Shelter employs 850 staff and helps 170,000 people annually in the UK
Workers voted by 211 to 78 for industrial action after the charity's management extended working hours in order to plug a gap in funding.
Film director Ken Loach has backed staff, saying their cause is justified and urging a boycott of the charity.
Shelter's Chief Executive Adam Sampson called his comments "unfortunate".
Mr Sampson said: "Mr Loach is in effect calling for the end of Shelter as an organisation after it has spent more than 40 years helping millions of people in housing need."
The charity says the contractual changes will help it fulfil its current obligations to the public sector and meet a funding shortfall partly caused by the worsening economic climate.
Under the new contract, staff will have to work an extra two and a half hours a week for no extra money.
Their right to an annual incremental pay rise is being scrapped and, under the new contract, salaries will only increase in line with inflation.
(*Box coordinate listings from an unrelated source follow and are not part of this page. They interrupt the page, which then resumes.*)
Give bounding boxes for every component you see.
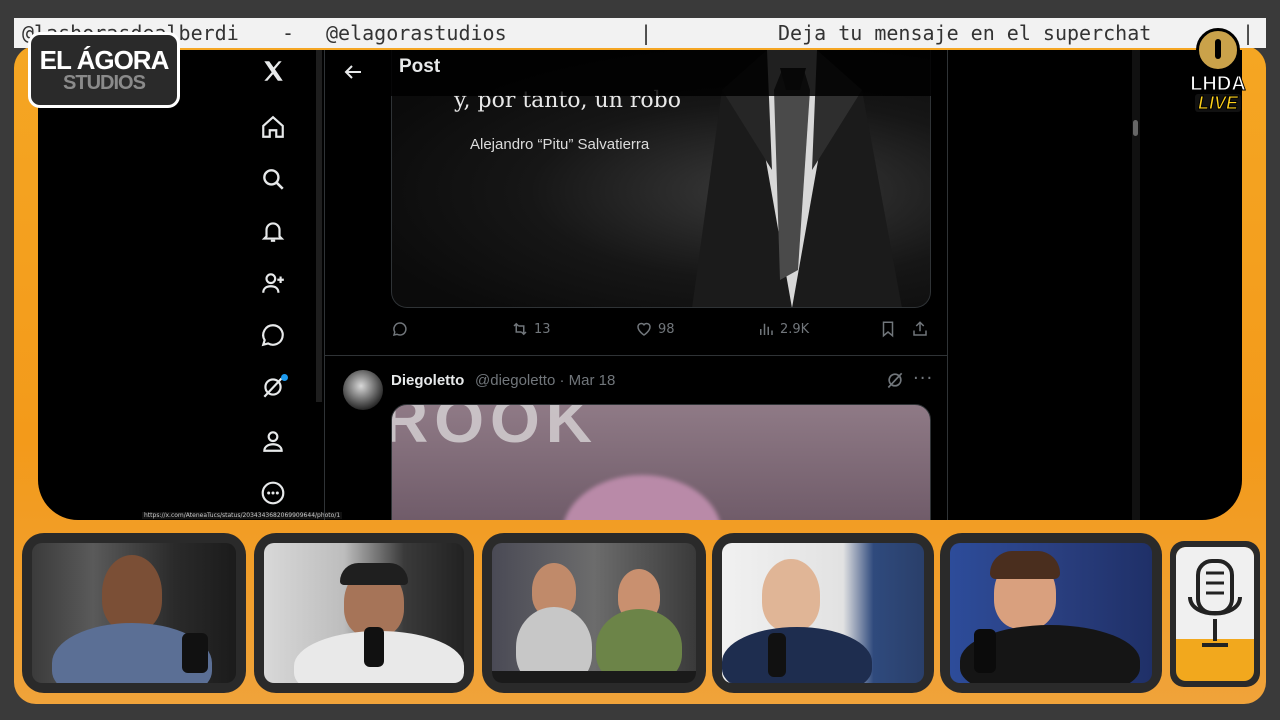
- reply-button[interactable]: [391, 320, 414, 338]
- bookmark-button[interactable]: [879, 320, 897, 338]
- shared-screen: https://x.com/AteneaTucs/status/20343436…: [38, 50, 1242, 520]
- post-header: Post: [325, 50, 947, 96]
- lhda-text: LHDA: [1190, 73, 1247, 95]
- share-button[interactable]: [911, 320, 929, 338]
- back-arrow-icon[interactable]: [341, 60, 365, 84]
- link-preview-tooltip: https://x.com/AteneaTucs/status/20343436…: [142, 512, 343, 519]
- heart-icon: [637, 322, 651, 336]
- reply-media-image[interactable]: ROOK: [391, 404, 931, 520]
- grok-icon[interactable]: [885, 370, 905, 390]
- camera-feed-3: [482, 533, 706, 693]
- bookmark-icon: [882, 321, 894, 338]
- microphone-logo-icon: [1196, 28, 1240, 72]
- views-button[interactable]: 2.9K: [757, 320, 809, 338]
- repost-icon: [513, 322, 527, 336]
- camera-feed-5: [940, 533, 1162, 693]
- ticker-separator: |: [640, 21, 653, 45]
- search-icon[interactable]: [258, 164, 288, 194]
- x-sidebar-nav: [258, 50, 302, 520]
- home-icon[interactable]: [258, 112, 288, 142]
- media-pink-shape: [562, 475, 722, 520]
- lhda-live-logo: LHDA LIVE: [1180, 24, 1256, 128]
- stream-overlay: @lashorasdealberdi - @elagorastudios | D…: [0, 0, 1280, 720]
- more-icon[interactable]: [258, 478, 288, 508]
- views-count: 2.9K: [780, 321, 810, 337]
- media-blurred-word: ROOK: [391, 404, 598, 456]
- grok-icon[interactable]: [258, 372, 288, 402]
- media-author-text: Alejandro “Pitu” Salvatierra: [470, 136, 650, 153]
- tweet-author-name[interactable]: Diegoletto: [391, 372, 464, 389]
- post-column: Post y, por tanto, un robo Alejandro “Pi…: [324, 50, 948, 520]
- live-text: LIVE: [1194, 94, 1241, 113]
- ticker-dash: -: [282, 21, 295, 45]
- logo-line-1: EL ÁGORA: [39, 45, 170, 75]
- ticker-message: Deja tu mensaje en el superchat: [778, 21, 1152, 45]
- like-count: 98: [658, 321, 675, 337]
- views-chart-icon: [760, 323, 773, 335]
- share-icon: [913, 321, 927, 336]
- reply-tweet[interactable]: Diegoletto @diegoletto · Mar 18 ··· ROOK: [325, 356, 947, 520]
- camera-feed-2: [254, 533, 474, 693]
- camera-feed-1: [22, 533, 246, 693]
- repost-button[interactable]: 13: [511, 320, 551, 338]
- sidebar-scrollbar[interactable]: [316, 50, 322, 402]
- avatar[interactable]: [343, 370, 383, 410]
- like-button[interactable]: 98: [635, 320, 675, 338]
- notification-dot: [281, 374, 288, 381]
- tweet-author-handle: @diegoletto · Mar 18: [475, 372, 616, 389]
- podcast-microphone-card: [1170, 541, 1260, 687]
- microphone-icon: [1188, 559, 1242, 647]
- camera-strip: [22, 533, 1262, 693]
- ticker-handle: @elagorastudios: [326, 21, 507, 45]
- notifications-bell-icon[interactable]: [258, 216, 288, 246]
- repost-count: 13: [534, 321, 551, 337]
- profile-icon[interactable]: [258, 426, 288, 456]
- more-options-icon[interactable]: ···: [913, 368, 933, 389]
- page-title: Post: [399, 56, 441, 77]
- el-agora-studios-logo: EL ÁGORA STUDIOS: [28, 32, 180, 108]
- logo-line-2: STUDIOS: [63, 72, 146, 94]
- follow-add-user-icon[interactable]: [258, 268, 288, 298]
- scrollbar-thumb[interactable]: [1133, 120, 1138, 136]
- news-ticker: @lashorasdealberdi - @elagorastudios | D…: [14, 18, 1266, 48]
- page-scrollbar[interactable]: [1132, 50, 1140, 520]
- post-actions-bar: 13 98 2.9K: [391, 320, 935, 344]
- reply-icon: [392, 322, 407, 337]
- messages-icon[interactable]: [258, 320, 288, 350]
- x-logo-icon[interactable]: [258, 56, 288, 86]
- camera-feed-4: [712, 533, 934, 693]
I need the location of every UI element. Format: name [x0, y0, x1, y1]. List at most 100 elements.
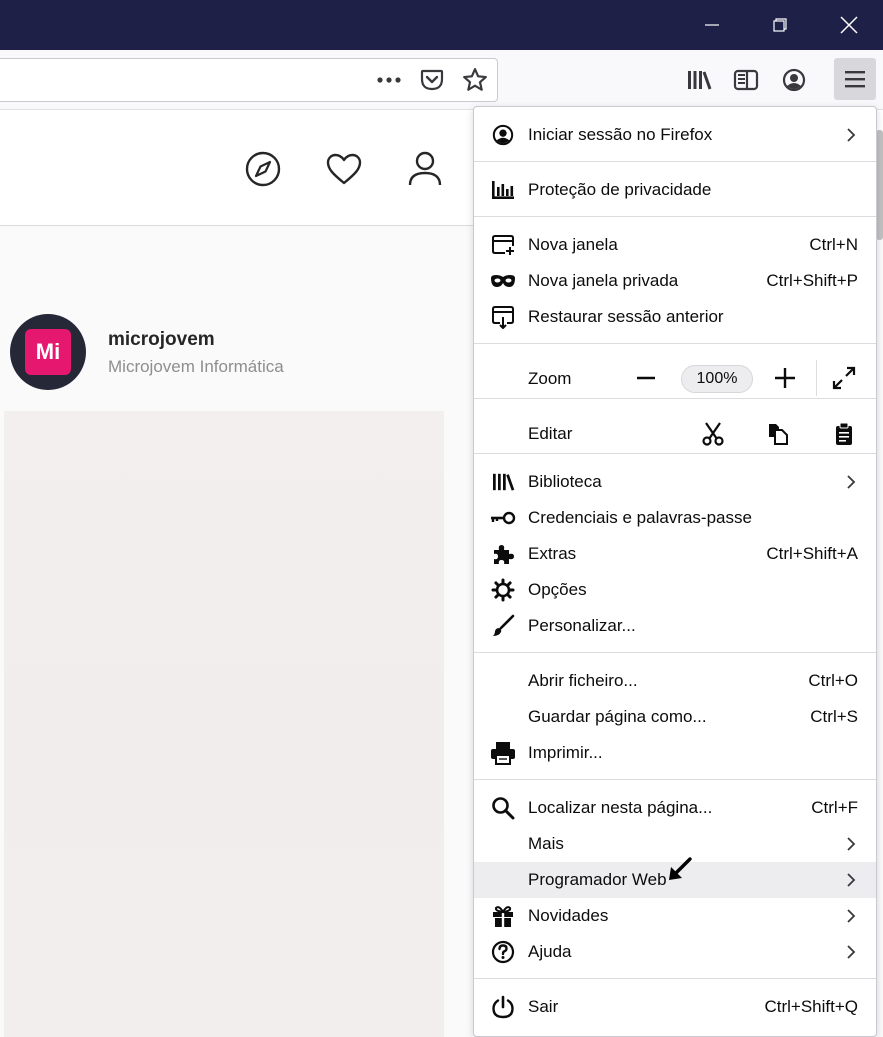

Salary increases alone cost it over £1m last year.
But the union says their rights are being destroyed.
"In recent times, Shelter has spent at least half a million pounds on refurbishing its head office", said Unite's regional industrial organiser, Alan Scott.
"Our members believe that some of this money could have been used to protect their agreed terms and conditions of employment."
When the strike action was announced last week, Ken Roach told BBC Radio 4's Today programme the changes were outrageous.
"These are people who work with great dedication", he said.
Ken Loach's 1967 TV drama documentary, 'Cathy Come Home' was one of the inspirations for the foundation of Shelter and he has supported the charity ever since.